One of Sony’s insurance companies has asked a US court to absolve it of any liability for losses related to the recent data breaches at the company.

Zurich American Insurance filed a lawsuit on Wednesday, arguing that Sony’s insurance policies do not cover liabilities arising from incidents such as data breaches. Legal papers filed by Zurich reveal that 55 class action lawsuits are pending in the US because of the breaches.

100 million users’ details breached

Earlier this year Sony admitted to losing account information for 77 million PlayStation Network and Qriocity users between 17 April and 19 April. The data included names, email addresses and phone numbers, and there were reports that the hackers had also stolen credit card information.

Then on 2 May security consultants uncovered a second breach, carried out between 16 April and 17 April. Their findings indicated that personal information from about 24.6 million Sony Online Entertainment accounts may have been stolen, as well as certain information from an outdated database from 2007.

This took the total number of user details that have been hacked to over 100 million. The hack has reportedly cost the company approximately $171.2 million (£106m) in losses.

Sony originally blamed Anonymous, claiming the breach had taken place while it was fending off a denial of service attack from the hacking group.
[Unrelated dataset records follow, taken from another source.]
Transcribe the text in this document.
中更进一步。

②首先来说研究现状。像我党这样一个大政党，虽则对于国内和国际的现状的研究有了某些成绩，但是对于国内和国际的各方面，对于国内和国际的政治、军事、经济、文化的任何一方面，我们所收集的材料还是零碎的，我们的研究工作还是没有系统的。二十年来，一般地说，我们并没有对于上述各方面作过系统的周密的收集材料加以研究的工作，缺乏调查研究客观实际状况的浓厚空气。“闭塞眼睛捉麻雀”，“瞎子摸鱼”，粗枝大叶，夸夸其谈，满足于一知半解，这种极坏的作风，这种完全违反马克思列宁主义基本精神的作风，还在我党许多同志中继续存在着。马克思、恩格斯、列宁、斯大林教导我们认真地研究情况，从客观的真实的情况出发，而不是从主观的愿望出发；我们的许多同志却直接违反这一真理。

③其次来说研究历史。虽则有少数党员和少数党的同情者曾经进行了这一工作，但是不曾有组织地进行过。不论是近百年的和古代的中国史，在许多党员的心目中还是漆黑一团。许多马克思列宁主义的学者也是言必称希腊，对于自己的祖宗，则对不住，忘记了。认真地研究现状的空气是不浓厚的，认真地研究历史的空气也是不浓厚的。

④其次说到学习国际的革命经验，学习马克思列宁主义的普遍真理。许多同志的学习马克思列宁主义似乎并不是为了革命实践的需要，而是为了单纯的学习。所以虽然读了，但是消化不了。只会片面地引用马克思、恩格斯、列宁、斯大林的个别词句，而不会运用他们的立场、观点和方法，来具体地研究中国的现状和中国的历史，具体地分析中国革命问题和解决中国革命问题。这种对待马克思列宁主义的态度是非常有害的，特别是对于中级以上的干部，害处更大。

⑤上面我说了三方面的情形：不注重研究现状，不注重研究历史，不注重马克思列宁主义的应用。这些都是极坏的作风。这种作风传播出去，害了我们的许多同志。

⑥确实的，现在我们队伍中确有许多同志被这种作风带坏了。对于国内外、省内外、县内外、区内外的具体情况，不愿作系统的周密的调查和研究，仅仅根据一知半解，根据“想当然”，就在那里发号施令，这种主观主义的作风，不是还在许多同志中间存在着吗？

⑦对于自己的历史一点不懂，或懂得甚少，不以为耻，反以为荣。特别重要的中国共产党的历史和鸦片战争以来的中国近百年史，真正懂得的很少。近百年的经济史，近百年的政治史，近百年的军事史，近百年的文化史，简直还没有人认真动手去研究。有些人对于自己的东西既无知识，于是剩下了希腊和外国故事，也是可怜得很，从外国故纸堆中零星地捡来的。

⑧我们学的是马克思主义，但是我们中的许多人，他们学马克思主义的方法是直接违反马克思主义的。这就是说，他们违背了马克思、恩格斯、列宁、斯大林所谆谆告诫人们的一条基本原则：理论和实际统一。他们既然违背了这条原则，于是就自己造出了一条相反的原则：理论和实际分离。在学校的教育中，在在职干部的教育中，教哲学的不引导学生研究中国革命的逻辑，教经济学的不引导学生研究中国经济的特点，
However, Anonymous has denied any involvement with the incident.

Despite this, hackers were found to be bragging on online forums that they had a database of 2.2 million credit cards in their possession, which they were threatening to sell for up to $100,000 (£60,000).
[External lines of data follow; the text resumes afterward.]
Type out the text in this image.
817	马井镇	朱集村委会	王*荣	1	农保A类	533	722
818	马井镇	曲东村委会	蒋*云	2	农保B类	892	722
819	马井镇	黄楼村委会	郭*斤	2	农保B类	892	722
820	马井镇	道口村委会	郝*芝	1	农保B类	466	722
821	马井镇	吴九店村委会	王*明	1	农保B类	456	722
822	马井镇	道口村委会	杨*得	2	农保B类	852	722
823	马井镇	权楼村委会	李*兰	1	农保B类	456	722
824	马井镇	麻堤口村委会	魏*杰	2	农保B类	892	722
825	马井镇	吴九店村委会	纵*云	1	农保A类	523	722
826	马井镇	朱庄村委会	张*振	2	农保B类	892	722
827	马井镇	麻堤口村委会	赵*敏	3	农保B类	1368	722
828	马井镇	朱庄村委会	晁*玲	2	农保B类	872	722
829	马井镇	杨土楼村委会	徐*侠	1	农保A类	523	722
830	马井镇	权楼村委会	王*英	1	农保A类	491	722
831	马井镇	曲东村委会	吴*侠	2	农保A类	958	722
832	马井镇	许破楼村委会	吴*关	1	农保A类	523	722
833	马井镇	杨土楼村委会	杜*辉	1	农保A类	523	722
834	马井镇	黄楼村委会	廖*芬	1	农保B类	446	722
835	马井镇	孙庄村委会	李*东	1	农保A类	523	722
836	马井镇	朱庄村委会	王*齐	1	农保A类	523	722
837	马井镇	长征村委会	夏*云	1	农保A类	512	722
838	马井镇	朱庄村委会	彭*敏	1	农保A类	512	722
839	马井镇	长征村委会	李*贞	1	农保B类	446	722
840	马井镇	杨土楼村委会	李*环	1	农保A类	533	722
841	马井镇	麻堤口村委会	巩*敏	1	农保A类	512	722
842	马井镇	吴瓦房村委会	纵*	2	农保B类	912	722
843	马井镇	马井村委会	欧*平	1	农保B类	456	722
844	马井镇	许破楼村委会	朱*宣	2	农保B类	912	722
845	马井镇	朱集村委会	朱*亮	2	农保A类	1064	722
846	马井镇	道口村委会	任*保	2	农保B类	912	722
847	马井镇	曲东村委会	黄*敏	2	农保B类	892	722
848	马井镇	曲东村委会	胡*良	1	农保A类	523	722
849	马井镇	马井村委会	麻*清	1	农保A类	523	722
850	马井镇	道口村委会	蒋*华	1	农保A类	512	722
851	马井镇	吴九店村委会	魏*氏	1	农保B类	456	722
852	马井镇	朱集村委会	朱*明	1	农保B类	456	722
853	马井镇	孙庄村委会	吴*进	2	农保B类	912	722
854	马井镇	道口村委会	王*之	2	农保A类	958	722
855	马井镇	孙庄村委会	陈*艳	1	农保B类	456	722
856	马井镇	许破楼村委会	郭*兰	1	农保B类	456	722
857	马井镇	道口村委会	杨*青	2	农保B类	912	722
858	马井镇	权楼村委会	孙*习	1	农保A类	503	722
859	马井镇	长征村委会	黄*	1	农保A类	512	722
Sony has reportedly demanded that Switzerland-based Zurich Insurance “defend and potentially indemnify them from class-action lawsuits, miscellaneous claims and possible probes by state attorneys general over the hacking”. However, Zurich claims it is “not obligated to defend or indemnify any of the Sony defendants for the claims asserted”.

Zurich suffers breach of its own

Last year, Zurich Insurance was hit with a record fine of £2.28 million, after its sister company Zurich South Africa lost an unencrypted backup tape containing the financial personal information of around 46,000 policy holders.
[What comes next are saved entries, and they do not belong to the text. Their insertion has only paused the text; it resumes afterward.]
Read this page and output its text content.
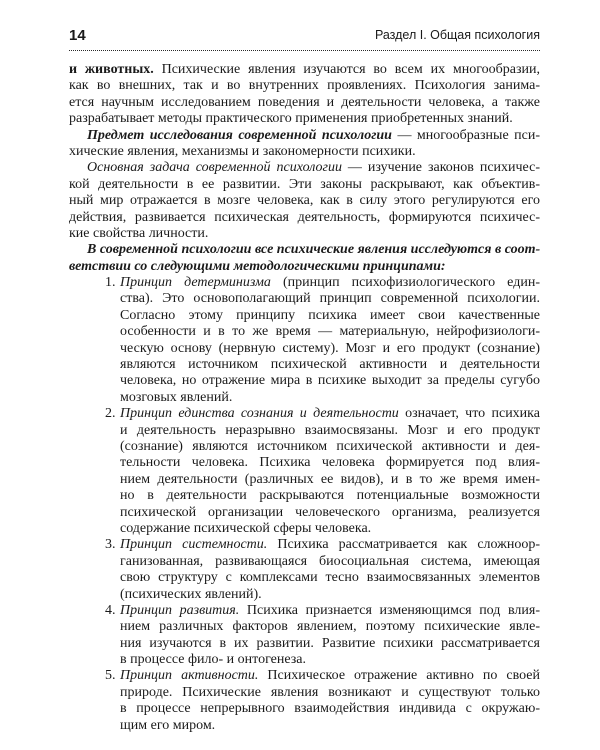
14	Раздел I. Общая психология
и животных. Психические явления изучаются во всем их многообразии,
как во внешних, так и во внутренних проявлениях. Психология занима-
ется научным исследованием поведения и деятельности человека, а также
разрабатывает методы практического применения приобретенных знаний.
Предмет исследования современной психологии — многообразные пси-
хические явления, механизмы и закономерности психики.
Основная задача современной психологии — изучение законов психичес-
кой деятельности в ее развитии. Эти законы раскрывают, как объектив-
ный мир отражается в мозге человека, как в силу этого регулируются его
действия, развивается психическая деятельность, формируются психичес-
кие свойства личности.
В современной психологии все психические явления исследуются в соот-
ветствии со следующими методологическими принципами:
1. Принцип детерминизма (принцип психофизиологического един-
ства). Это основополагающий принцип современной психологии.
Согласно этому принципу психика имеет свои качественные
особенности и в то же время — материальную, нейрофизиологи-
ческую основу (нервную систему). Мозг и его продукт (сознание)
являются источником психической активности и деятельности
человека, но отражение мира в психике выходит за пределы сугубо
мозговых явлений.
2. Принцип единства сознания и деятельности означает, что психика
и деятельность неразрывно взаимосвязаны. Мозг и его продукт
(сознание) являются источником психической активности и дея-
тельности человека. Психика человека формируется под влия-
нием деятельности (различных ее видов), и в то же время имен-
но в деятельности раскрываются потенциальные возможности
психической организации человеческого организма, реализуется
содержание психической сферы человека.
3. Принцип системности. Психика рассматривается как сложноор-
ганизованная, развивающаяся биосоциальная система, имеющая
свою структуру с комплексами тесно взаимосвязанных элементов
(психических явлений).
4. Принцип развития. Психика признается изменяющимся под влия-
нием различных факторов явлением, поэтому психические явле-
ния изучаются в их развитии. Развитие психики рассматривается
в процессе фило- и онтогенеза.
5. Принцип активности. Психическое отражение активно по своей
природе. Психические явления возникают и существуют только
в процессе непрерывного взаимодействия индивида с окружаю-
щим его миром.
The tape, which was lost during an apparent routine transfer to a data storage centre in South Africa in 2008, was not reported missing until more than a year later. The Financial Services Authority (FSA) said the security breach could have exposed customers to “serious financial detriment” – although there is no evidence of data being compromised.

“Zurich UK let its customers down badly. It failed to oversee the outsourcing arrangement effectively and did not have full control over the data,” said Margaret Cole, the FSA’s director of enforcement and financial crime. “Firms across the financial sector would do well to look at the details of this case and learn from the mistakes that Zurich UK made.”